Put on a saucepan of water, at least 5cm deep, and bring it to the boil. DO NOT ADD VINEGAR. Once it’s boiling, turn the heat down so that it is still being kept hot, but the physical rolling of bubbles has stopped. If you’re at sea-level this should mean the water is at about 99 degrees; deduct a few if you’re at higher altitude.
Crack an egg into a teacup with a handle. Now, here’s the crux. You want to slip the egg as gently as possible into the water. You want the leading edge of the egg to start to solidify as the egg goes in, and minimise the disturbance so that the very thin bag that is forming stays intact. I usually put the teacup into the water and very slowly pour the egg out. The key is to minimise the drop out of the cup, like slipping yourself into a dangerously hot bath. Turn the heat way down and put a lid on.
Put the toast on.
Get a slotted spoon.
After about a minute or so, give your egg a gentle poke with the spoon. As it cooks, the egg will wobble less and less. Poke it a few times to get a feel for how the cooking is progressing. As a rule of thumb it takes almost exactly the same length of time as cooking a piece of toast, but there are obviously some variables in there. Once it’s done, it should feel fairly firm, but with an obvious soft spot in the middle.

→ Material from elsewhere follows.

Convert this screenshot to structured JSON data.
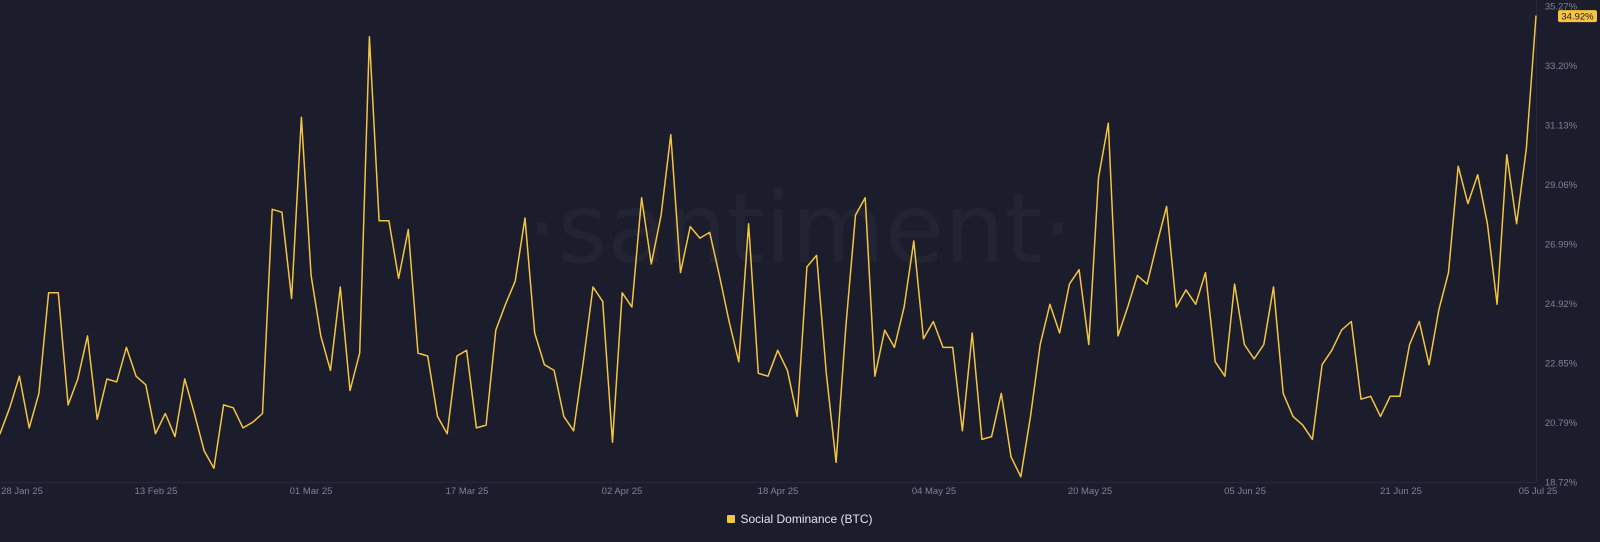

Use proper butter on your toast, serve the egg with the slotted spoon, add lots of salt and pepper. Saturday breakfast is go.
If you’re feeling super-fancy, why not add some delicious kale? We went through a month last year where about five days a week we were eating steamed kale on toast, with a poached egg, good balsamic vinegar, olive oil, salt and pepper. I could literally eat that every day.